Montre de poche + crâne : La référence vanitas directe. La composition descend de Pieter Claesz, Harmen Steenwijck, Edwaert Collier, et de la tradition vanitas plus large de l'Âge d'Or hollandais examinée dans Bergstrom (1956). La lecture est le souvenir moriexplicite : le temps mesuré et la fin certaine. La composition apparaît dans le flash américain traditionnel du Bowery à partir des années 1920, dans le travail chicano en fine ligne de la lignée de Good Time Charlie à partir de 1975, et dans le travail réaliste et surréaliste contemporain.

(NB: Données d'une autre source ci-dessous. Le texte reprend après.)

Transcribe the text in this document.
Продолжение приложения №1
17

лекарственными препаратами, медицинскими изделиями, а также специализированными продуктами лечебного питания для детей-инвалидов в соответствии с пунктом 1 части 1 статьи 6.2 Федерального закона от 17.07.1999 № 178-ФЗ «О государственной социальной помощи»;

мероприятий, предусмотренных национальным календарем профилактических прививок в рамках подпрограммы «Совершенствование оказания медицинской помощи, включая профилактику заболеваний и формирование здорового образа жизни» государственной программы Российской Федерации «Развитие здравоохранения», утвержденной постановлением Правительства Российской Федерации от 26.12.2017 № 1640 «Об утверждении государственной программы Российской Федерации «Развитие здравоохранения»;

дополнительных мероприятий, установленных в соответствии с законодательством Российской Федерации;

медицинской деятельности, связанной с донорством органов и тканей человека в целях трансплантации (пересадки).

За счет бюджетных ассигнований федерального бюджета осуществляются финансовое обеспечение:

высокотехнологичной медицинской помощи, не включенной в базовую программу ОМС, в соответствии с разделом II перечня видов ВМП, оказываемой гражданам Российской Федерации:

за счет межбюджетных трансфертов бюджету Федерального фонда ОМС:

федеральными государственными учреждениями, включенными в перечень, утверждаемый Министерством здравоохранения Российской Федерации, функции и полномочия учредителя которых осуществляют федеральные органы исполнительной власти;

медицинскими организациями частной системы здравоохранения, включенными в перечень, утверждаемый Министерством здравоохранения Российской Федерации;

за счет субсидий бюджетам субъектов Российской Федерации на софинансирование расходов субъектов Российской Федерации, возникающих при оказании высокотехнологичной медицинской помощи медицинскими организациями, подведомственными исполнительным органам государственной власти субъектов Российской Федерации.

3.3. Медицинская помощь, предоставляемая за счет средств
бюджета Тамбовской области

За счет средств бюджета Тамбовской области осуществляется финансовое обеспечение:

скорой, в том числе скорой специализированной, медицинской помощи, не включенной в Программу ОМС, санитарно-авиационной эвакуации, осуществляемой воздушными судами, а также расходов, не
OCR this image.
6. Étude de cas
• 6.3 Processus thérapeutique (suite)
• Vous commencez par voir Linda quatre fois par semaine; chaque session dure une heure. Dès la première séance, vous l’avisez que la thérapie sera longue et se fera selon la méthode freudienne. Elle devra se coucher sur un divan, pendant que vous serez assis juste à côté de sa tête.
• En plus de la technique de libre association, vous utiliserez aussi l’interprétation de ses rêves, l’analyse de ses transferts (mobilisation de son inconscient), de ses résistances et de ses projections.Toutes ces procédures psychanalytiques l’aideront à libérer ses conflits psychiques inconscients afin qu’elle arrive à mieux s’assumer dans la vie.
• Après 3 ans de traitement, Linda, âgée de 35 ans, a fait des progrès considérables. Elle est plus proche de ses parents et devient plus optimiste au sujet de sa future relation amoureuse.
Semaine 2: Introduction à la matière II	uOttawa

Montre de poche + rose : Temps et amour. La composition associe la souvenir mori montre à l'emblème d'amour occidental canonique. La lecture est « l'amour contre le temps », la méditation sur la finitude du sentiment romantique et l'urgence qu'il impose. La composition apparaît dans le flash de Cap Coleman à Norfolk, le flash de Bert Grimm à Long Beach Pike, le flash de Sailor Jerry à Hotel Street, et le travail commémoratif chicano en fine ligne. Voir la page de guide de poche sur les roses pour le contexte plus large rose-et-montre.

Montre de poche + bannière de nom : Dédicace directe. La bannière court horizontalement sur le boîtier de la montre, au-dessus ou en dessous, et porte le nom de la personne nommée, ses dates de naissance et de décès, ou une inscription commémorative. La composition est le registre fondamental de la montre de poche commémorative américaine traditionnelle et chicano en fine ligne et reste en production continue.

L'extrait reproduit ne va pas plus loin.